Nous possédons pas moins de 100 000 (pour les moins fournis d’entre nous) à 200 000 cheveux (pour les plus nantis). Leur fonction principale est de protéger et d’isoler la tête du froid. Un cheveu se compose de deux parties :
la tige qui émerge à la surface du cuir chevelu (partie visible) et qui est biologiquement morte.
la racine implantée dans le follicule pileux qui constitue l’unité de production du cheveu. Le follicule pileux comporte, à sa base, le bulbe où aboutissent de petits vaisseaux chargés d’apporter les nutriments et l’oxygène nécessaire à la croissance et l’entretien du cheveu. C’est à ce niveau qu’est sécrétée la kératine, une protéine fibreuse qui compose le cheveu et le rend extrêmement solide . Au dessus du bulbe, se trouve la glande sébacée à l’origine de la sécrétion de sébum qui lubrifie en permanence le cheveu. Le lavage journalier abîme le cheveu et le cuir chevelu en augmentant la production de sébum. Le rôle du sébum est de protéger le cuir chevelu. En somme, plus on fait de shampooings, plus on a besoin d’en faire.
Le cheveu est un élément à part entière du corps , et sa santé dépend de l’état de santé général (nutrition, stress, etc)

Perte des cheveux

Un individu moyen perd environ 60 cheveux par jour en automne, 45 au printemps, et de 20 à 25 en hiver et en été. Un cheveu vit en moyenne 6 ans. Chez la femme, la durée du cycle de croissance est de quatre à sept ans, contre deux à quatre chez l’homme. Les cheveux poussent plus vite chez la femme que chez l’homme. Lorsqu’un nombre supérieur à 125 cheveux par jour est perdu, c’est qu’il y a un souci (ou un programme particulier) !
Si l’on a montré l’importance de la testostérone comme facteur de perte des cheveux, la plupart des alopécies restent une énigme pour la médecine. Voici donc nos hypothèses…
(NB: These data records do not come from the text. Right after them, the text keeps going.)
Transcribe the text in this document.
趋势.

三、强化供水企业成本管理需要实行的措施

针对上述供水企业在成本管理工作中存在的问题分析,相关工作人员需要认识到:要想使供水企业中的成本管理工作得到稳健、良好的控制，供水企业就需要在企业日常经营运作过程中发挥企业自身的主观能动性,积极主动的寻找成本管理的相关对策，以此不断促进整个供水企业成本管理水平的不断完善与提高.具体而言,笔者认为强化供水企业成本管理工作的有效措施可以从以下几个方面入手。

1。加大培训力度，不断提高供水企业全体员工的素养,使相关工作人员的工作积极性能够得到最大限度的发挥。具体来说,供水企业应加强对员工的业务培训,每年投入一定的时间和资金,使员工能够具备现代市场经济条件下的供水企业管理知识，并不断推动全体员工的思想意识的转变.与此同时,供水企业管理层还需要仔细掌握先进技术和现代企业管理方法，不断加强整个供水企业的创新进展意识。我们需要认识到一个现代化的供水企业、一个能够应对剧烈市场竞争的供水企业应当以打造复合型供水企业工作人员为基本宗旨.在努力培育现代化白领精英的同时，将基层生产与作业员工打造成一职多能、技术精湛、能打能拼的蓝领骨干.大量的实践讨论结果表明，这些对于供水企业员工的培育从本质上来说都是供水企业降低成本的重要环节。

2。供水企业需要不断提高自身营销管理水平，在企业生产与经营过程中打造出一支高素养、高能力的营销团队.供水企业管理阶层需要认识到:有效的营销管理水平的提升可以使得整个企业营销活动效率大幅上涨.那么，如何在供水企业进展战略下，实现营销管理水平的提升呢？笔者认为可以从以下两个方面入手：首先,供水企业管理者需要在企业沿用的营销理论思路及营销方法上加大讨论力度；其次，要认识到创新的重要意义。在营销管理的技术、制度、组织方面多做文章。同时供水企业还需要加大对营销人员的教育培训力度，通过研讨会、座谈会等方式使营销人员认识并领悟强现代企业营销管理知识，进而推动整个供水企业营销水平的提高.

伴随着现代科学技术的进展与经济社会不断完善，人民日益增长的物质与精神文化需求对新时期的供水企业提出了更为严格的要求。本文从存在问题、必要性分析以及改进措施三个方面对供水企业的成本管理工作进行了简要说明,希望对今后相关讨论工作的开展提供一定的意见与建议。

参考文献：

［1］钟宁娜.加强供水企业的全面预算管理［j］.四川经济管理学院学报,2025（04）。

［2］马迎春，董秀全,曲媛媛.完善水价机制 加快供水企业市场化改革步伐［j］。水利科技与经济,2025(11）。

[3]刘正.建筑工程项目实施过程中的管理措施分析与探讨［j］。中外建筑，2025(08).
L’alopécie féminine ou le conflit de la renarde(1)

Il existe une période de la vie de la femme souvent marquée par une forte augmentation de la perte de ses cheveux. C’est la période qui suit l’accouchement. On associe généralement ce phénomène à la fatigue ou la dénutrition (allaitement). Cependant, nombre de femmes épuisées durant cette période ne perdent pas leurs cheveux !
Dans la nature, c’est le comportement de la renarde qui nous permet de comprendre ce phénomène. Lorsque celle-ci est sur le point de mettre bas et une fois que la portée est arrivée , elle s’arrache régulièrement ses propres poils afin de les utiliser pour faire un nid le plus douillet et le plus chaud qui soit. Il s’agit donc de protéger (cocooner) au mieux ses enfants. Ainsi, la perte des cheveux de la femme traduit un besoin inconscient d’apporter une forme de protection supplémentaire au nouveau-né afin d’être sûre de bien l’accueillir. L’alopécie chez la femme peut donc renvoyer aux questions suivantes : « Quelles sont mes angoisses vis-à-vis de mes enfants ? Ne suis-je pas une mère surprotectrice ? N’y aurait-il pas dans ma généalogie des enfants mort-nés ou des enfants morts jeunes suite à une négligence parentale ? »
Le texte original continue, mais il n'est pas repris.